An essential point to focus on is scheduler doesn’t create the actual pod, it just updates the configuration in the Etcd database by assigning node information to the pod definition. In simple words, it tells on which node the pod will be created.
Algorithm for scheduler:
- Fetch all the nodes.
- Filter nodes based on the pod requirements.
- Prioritize the filtered nodes and select the best node for the deployment.
- If all nodes are best, then perform a round-robin for the deployment.
You can define your scheduler in the K8s. Then in the K8s pod YAML, you have to specify your scheduler name.
Also, you can skip the scheduler component from the master node, in that case, you have to do scheduling of the pods on the nodes manually.
Controller Manager
The control manager is responsible for bringing the K8s cluster to an expected state from the current state.
The controller manager consists of the multiple controllers responsible for different operations. These controllers don’t interact with each other. For any of the controllers, you can define a custom definition as well.
Most common controllers in K8s are
- Each controller runs a loop. In the loop, it checks the current state of the cluster, compares it with the expected state, and then takes action to bring the current state to the desired state.
- Controllers never talk to each other, they only interact with the API server by registering a watch for the changes.
Kubelet
Kubelet is a component of the worker node and is responsible for all the operations on the worker node.
Mainly it performs the following operations:
- Registration of the worker node to the K8s cluster.
- Monitor for pods that are assigned to this worker node by the scheduler.
- Monitor status, resource consumption of the pods running on the worker node.
- Liveliness probing of the container: Monitor the health of the container.
- Restart in case the container dies.
- Termination of the containers.
Kube-proxy
Kube-proxy is responsible for performing the networking operations across the nodes.
Deployment Creation flow
Networking across Pods
- A cluster network is a private network.

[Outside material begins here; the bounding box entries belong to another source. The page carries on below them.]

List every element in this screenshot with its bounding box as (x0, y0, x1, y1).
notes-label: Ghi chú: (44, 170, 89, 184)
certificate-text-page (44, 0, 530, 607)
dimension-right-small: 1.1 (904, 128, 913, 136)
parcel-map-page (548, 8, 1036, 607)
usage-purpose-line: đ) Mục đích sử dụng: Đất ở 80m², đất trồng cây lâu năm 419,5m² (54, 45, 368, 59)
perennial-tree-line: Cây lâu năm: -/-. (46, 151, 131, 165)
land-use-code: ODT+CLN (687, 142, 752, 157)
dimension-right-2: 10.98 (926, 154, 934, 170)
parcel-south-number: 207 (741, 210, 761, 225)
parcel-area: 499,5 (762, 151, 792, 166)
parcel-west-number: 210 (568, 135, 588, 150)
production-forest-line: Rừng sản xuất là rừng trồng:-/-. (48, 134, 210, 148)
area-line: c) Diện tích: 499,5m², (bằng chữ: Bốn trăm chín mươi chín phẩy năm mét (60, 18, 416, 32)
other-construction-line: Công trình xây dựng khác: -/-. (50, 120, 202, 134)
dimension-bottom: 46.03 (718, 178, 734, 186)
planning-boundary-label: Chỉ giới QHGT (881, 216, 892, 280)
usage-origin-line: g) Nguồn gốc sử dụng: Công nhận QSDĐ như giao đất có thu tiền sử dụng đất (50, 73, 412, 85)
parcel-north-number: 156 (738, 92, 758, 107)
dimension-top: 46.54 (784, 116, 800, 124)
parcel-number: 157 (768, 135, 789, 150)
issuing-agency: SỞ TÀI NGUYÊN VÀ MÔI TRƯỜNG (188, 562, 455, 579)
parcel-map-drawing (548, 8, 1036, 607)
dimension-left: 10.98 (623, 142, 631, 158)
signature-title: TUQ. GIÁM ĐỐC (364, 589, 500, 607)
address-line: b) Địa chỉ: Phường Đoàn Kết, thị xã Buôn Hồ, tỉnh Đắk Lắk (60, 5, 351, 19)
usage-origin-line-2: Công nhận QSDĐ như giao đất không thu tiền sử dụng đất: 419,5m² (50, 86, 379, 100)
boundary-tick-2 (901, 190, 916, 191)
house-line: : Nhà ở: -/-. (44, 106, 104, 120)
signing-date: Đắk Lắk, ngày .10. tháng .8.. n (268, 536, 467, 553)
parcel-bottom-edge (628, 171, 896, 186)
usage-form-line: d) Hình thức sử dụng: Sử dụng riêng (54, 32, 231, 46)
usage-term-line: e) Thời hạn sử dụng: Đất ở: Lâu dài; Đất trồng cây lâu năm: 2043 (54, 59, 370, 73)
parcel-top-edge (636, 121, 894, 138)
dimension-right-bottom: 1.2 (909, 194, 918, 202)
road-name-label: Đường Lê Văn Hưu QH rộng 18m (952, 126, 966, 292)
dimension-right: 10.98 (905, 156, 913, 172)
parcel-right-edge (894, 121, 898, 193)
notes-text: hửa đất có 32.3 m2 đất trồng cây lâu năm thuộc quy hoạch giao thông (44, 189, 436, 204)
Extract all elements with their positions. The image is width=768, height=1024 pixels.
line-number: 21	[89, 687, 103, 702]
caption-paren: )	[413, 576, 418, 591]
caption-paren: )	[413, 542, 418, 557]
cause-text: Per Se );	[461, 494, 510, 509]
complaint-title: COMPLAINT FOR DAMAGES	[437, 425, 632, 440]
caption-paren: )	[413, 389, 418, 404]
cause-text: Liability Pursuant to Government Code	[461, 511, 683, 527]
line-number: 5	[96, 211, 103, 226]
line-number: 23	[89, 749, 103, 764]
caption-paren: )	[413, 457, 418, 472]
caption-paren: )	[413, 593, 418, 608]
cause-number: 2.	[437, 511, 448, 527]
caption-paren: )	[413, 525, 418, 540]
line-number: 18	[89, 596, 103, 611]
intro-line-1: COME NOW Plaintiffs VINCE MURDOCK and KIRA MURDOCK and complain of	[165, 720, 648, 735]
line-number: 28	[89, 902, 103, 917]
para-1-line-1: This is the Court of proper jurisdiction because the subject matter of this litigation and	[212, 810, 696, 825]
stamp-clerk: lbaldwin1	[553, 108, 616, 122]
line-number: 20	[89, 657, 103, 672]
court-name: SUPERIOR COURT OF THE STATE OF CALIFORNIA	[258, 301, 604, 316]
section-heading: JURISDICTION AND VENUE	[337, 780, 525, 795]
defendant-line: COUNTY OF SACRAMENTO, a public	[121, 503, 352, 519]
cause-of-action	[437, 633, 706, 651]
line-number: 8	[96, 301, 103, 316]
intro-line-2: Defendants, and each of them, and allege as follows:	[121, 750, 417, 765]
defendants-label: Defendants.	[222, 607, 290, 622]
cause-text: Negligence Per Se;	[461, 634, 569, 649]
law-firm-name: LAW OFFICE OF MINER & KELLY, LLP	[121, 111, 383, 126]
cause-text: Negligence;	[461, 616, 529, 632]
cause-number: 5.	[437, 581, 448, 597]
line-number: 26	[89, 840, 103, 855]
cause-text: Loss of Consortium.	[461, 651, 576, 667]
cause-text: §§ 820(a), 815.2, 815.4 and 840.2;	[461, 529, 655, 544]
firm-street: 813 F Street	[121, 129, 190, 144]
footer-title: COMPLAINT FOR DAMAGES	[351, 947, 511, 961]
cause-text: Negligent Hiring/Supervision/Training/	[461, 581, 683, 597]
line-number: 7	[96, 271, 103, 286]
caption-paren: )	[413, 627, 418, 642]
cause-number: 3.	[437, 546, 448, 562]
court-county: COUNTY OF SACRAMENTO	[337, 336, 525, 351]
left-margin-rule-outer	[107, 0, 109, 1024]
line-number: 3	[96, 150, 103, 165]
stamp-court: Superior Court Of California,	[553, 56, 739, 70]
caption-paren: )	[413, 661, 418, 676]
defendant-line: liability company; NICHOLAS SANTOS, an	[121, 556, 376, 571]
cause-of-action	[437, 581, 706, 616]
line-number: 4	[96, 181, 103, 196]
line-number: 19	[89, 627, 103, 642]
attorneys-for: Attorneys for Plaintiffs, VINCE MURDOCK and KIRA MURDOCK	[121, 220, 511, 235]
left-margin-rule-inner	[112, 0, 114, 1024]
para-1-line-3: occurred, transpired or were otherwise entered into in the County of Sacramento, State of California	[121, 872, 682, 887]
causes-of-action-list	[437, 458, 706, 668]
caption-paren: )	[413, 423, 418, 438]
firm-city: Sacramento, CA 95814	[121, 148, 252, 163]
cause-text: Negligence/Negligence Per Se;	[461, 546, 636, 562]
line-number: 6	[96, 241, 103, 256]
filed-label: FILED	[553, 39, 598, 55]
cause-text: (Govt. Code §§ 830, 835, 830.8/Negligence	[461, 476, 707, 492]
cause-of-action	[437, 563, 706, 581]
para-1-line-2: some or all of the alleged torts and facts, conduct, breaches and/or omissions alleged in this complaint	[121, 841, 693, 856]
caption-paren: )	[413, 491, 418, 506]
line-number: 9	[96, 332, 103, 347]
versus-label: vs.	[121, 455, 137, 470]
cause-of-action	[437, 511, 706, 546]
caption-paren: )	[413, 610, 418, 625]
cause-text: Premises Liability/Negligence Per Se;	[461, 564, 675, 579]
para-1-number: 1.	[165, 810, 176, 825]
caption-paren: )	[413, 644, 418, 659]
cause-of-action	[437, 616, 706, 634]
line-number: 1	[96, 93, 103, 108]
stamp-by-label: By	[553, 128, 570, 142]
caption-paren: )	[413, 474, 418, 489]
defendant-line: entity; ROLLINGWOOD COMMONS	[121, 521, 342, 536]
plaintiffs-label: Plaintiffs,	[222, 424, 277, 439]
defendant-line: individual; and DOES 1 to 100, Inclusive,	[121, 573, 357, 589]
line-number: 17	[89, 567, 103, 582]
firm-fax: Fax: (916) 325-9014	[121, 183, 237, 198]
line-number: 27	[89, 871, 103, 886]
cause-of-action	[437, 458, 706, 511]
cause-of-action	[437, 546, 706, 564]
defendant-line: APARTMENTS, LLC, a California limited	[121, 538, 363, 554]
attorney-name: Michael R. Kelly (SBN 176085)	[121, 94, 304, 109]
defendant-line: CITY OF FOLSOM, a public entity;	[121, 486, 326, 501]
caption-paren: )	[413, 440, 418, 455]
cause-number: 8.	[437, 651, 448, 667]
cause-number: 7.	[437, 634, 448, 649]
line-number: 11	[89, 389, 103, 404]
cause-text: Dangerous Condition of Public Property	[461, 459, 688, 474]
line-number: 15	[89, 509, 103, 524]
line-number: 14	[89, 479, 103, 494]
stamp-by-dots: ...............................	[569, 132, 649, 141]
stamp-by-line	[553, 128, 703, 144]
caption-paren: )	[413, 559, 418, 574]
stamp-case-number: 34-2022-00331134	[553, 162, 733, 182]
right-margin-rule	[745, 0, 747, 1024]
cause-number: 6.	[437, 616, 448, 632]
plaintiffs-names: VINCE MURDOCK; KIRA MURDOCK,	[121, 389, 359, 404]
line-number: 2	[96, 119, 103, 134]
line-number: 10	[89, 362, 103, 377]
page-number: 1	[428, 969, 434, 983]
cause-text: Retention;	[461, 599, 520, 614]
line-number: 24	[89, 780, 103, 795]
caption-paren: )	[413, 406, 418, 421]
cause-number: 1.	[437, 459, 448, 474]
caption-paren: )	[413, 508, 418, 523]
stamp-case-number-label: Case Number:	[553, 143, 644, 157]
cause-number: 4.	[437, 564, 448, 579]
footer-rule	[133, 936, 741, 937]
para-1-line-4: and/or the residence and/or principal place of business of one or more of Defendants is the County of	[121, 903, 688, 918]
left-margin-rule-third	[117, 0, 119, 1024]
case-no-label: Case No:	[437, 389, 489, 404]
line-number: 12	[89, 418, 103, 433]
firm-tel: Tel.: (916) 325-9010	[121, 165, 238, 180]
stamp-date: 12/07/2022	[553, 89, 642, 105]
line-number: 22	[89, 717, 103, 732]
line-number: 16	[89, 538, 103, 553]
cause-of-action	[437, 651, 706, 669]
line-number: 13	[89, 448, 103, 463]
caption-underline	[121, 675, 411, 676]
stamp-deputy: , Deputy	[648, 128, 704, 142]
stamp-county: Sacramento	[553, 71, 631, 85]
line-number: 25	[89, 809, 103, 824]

- Each node is assigned a range of IP addresses. These IPs are assigned to the pod running inside it.
- A unique private IP address is being assigned to each pod.
- Pods can communicate with each other via their IP addresses directly without any NAT translation.
- In above diagram Node 1 get address range of 10.1.1.0/24 and Node 2 gets address range of 10.1.2.0/24.
- A packet from pod A is directly sent to the Pod B on node 2.
Pod Networking
- When a worker node gets registered with the cluster, it creates a network bridge. The worker is assigned a range of IP addresses.
- Let’s assume a new worker node is assigned with an IP range is 172.17.0.0/24
- When you create a pod on the worker node, a virtual ethernet port is created per pod and assigned a private IP address from the node’s IP range. E.g. pod1 is assigned with an IP address of 172.17.0.2 and pod2 is assigned with an IP address of 172.17.0.3
- When pod 1 sends a packet to pod 2 in the same worker node, it first goes to the bridge and the bridge knows where to redirect that packet. Hence packet reaches correctly to pod 2.
Communication across multiple nodes
- Whenever a new worker node is being registered in the cluster, its IP address range is notified to all the worker nodes.
- When pod A (Node 1) sends a packet to pod D ( Node 2). Packet first reaches the Node 1 bridge. Node 1 bridge will redirect the packet to the Node 2 bridge. Node 2 bridge then redirect the packet to pod D.
The key point is that inter-pod communication works only underlying network is direct without any routers in between. Because routers are not cognizant of the pods and bridge IP addresses. Hence router will drop the packets.
In a truly distributed environment, it’s cumbersome to ensure the network topology without the routers. To solve this problem SDN ( software-defined network) is used after which network topology doesn’t matter.